大雲好日日記-272 「清沢満之に学ぶ」

清沢満之に学ぶ(令和8年4月25日)

 

思うところがあって清沢満之を読みなおしてみました。これを機会に満之の言葉をもう一度じっくり味わってみたいと思います。(清沢満之<1863~1903>は、明治期に活躍した真宗大谷派の僧侶、哲学者。その門下から曽我量人をはじめとして多くの優れた真宗学者が輩出しました)。

 

〇「吾人は先ず各自己の何者たるやをしらざるべからざるなり」

自分を何か偉い者だと思っているうちはダメである。古今東西、「偉い人」はいたことはいたが、それは相対的な意味でそう言えるだけであって、絶対的な意味でそうであったというわけでは決してない。われわれは自分を知れば知るほど、自らの愚かさに気づかされるのである。

 

〇「自己とは何ぞや。是れ人世の根本的問題なり」

われわれはどこから生れてきて、どこへ死んでゆくのか。普通はこの一大問題は見過ごされている。そして死の間際になってようやく死の一大事に気づく有様である。が、それでは間に合わないのではないか。

 

〇「生、何処よりか来り、死、何れの所にか去る。生ずべきの因縁ありて生じ、死すべきの因縁ありて死す」

何事も因縁(因と縁)によって生じ、因縁によって消滅する。その様子はまるで海中の泡のごとくである。自分の力で為し遂げたと思っていたことも、つぶさに検討してみると、それが気づかなかった因縁によっていたことが分かる。因縁の作用は重々無尽であり究めがたい。

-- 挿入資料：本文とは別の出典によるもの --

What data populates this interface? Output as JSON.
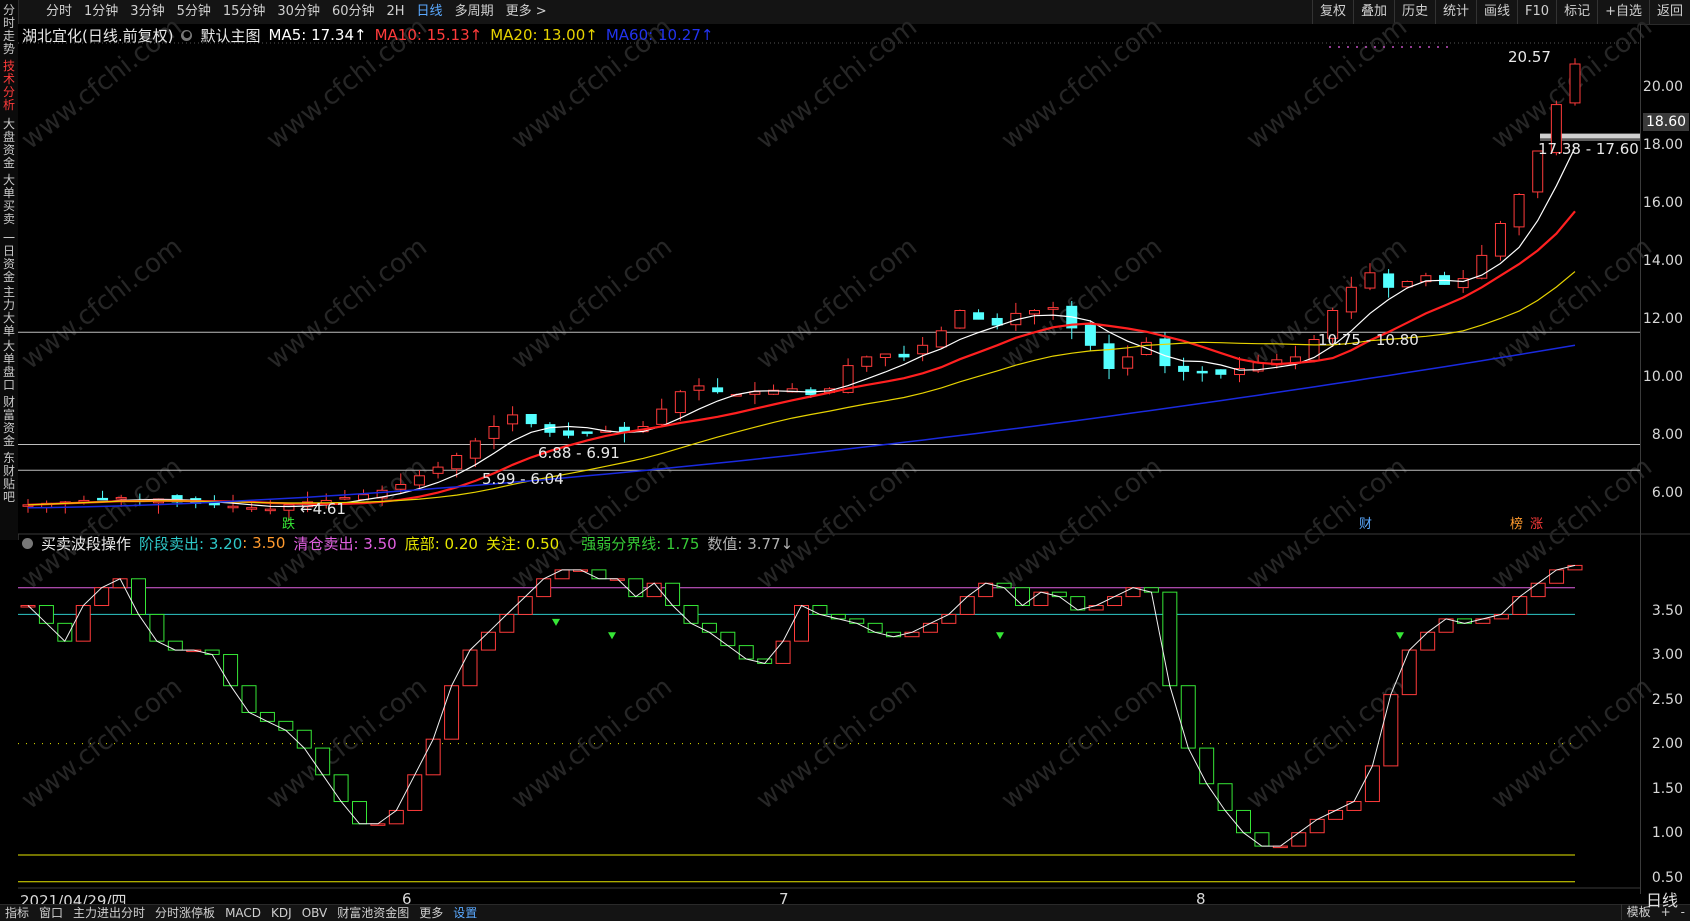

実はそういう不可思議の世界にわれわれは生きているのである。

 

〇「死の来るは天然なり、必然なり、自然なり」

生死は有限者の関知しない不可思議な因縁によって決まる。それは無限者のみ知るところの妙用である。そう考えれば、生も死も無限者の作用として天然自然と受けとめることができる。そうすれば、いかなる境遇においても、絶対無限の妙用に乗って、楽々とその生を楽しむことができるであろう。

 

〇「吾人の世に在るや、必ず一の完全なる立脚地なかるべからず」

われわれは有限な存在である。何事につけ自ずから限界がある。そこに不満・不安が生れ、われわれの生活が不安定になる。そのことを解消するためには、われわれが依って立つところのしっかりした土台(立脚地)がどうしても必要になる。有限で不安定なわれわれの生を絶対的に下支えしてくれる無限者が不可欠である。

 

〇「吾人は有限なり。有限なるが故に、常に差別を離るる能わず」

差別の意識はどこから生ずるのか。それはわれわれが有限な存在であるからである。知性というあらゆる意味で有限な機関がそうさせるのである。それゆえ悪しき差別の立場を離れるためには、無差別の世界に目覚める必要がある。それには無限者の存在を知る必要があるのである。